Daha ne olsun dolar 2,92 diyenler sanırım hiç kriz yaşamadılar. Son 2 yılda benzer ülkelerde ortalama % 45 yükselen USD Türkiye’de lokal etkenler ile % 63 yükseldi.

Güven sarsıldı, büyüme dinamizmi sekteye uğradı. Özel sektörün borçluluk oranı artış kaydetti. Bunları görmüyor değilim. Zaten bunlar yaşanmasa borsada da fiyatlar bu kadar iskontolu olmazdı.

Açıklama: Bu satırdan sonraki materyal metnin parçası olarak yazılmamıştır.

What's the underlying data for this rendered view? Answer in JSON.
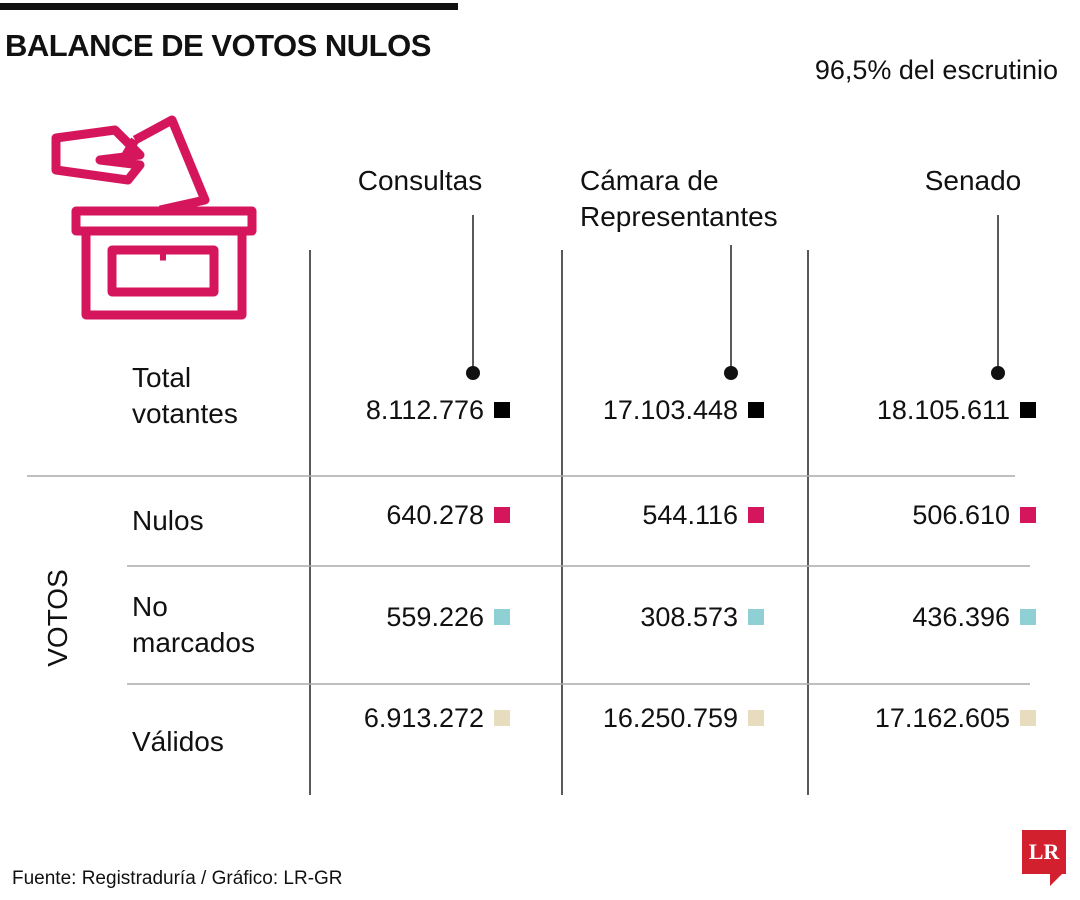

Bu durumu binada oluşan tahribata benzetebiliriz. Taşıyıcı duvarlarında çatlak oluşan bir bina durduk yere yıkılmaz. Bunun için deprem gerekir. Depreme neden olacak veya olmasını engelleyecek faktör dış iklimdir.

Önümüzdeki yıl dış iklimde bozulma beklemiyor aksine bir önceki pusulada paylaştığım gerekçeler ile gelişen ülkelere sermaye akımının kuvvetlenmesini, bunun da Türkiye ve benzer ülkelerde ciddi bir rahatlamaya neden olmasını bekliyorum. Anlayacağınız yaraları sarmak duvardaki çatlağı gidermek için önümüzde paha biçilmez bir fırsat var.

Oh ne güzel 5 ayda bir seçim yapmaya devam sonucu çıkmasın bu yazdıklarımdan. Aksine zaman kaybediyor ve her geçen çeyrek 2018-2019 döneminde gerçek bir kriz ile karşı karşıya kalma riskimizi arttırıyoruz.

Türkiye ekonomisini bir uçağa benzetirsek 6 yıldır denizin üzerinde yol alıyoruz. Önümüzdeki 2 yılda kaybettiğimiz irtifanın en azından 1/3’ünü geri alamazsak işimiz hiç kolay olmayacak. Çünkü 2018-2019 perdesinde denizin değil kayalıklarla kaplı dağların üzerinde uçacağız.

FED faiz arttırıyor, Yunanistan yalpalıyor, Çin hapşırıyor gibi manşetler piyasalarda geçici çalkantılara neden olur. Hele FED sevinç gözyaşıdır. Önceki hafta Çin menşeli panik atak dünyanın resesyon korkusuna yönelik küçük bir prova, bana sorarsanız yanlış alarm ziliydi.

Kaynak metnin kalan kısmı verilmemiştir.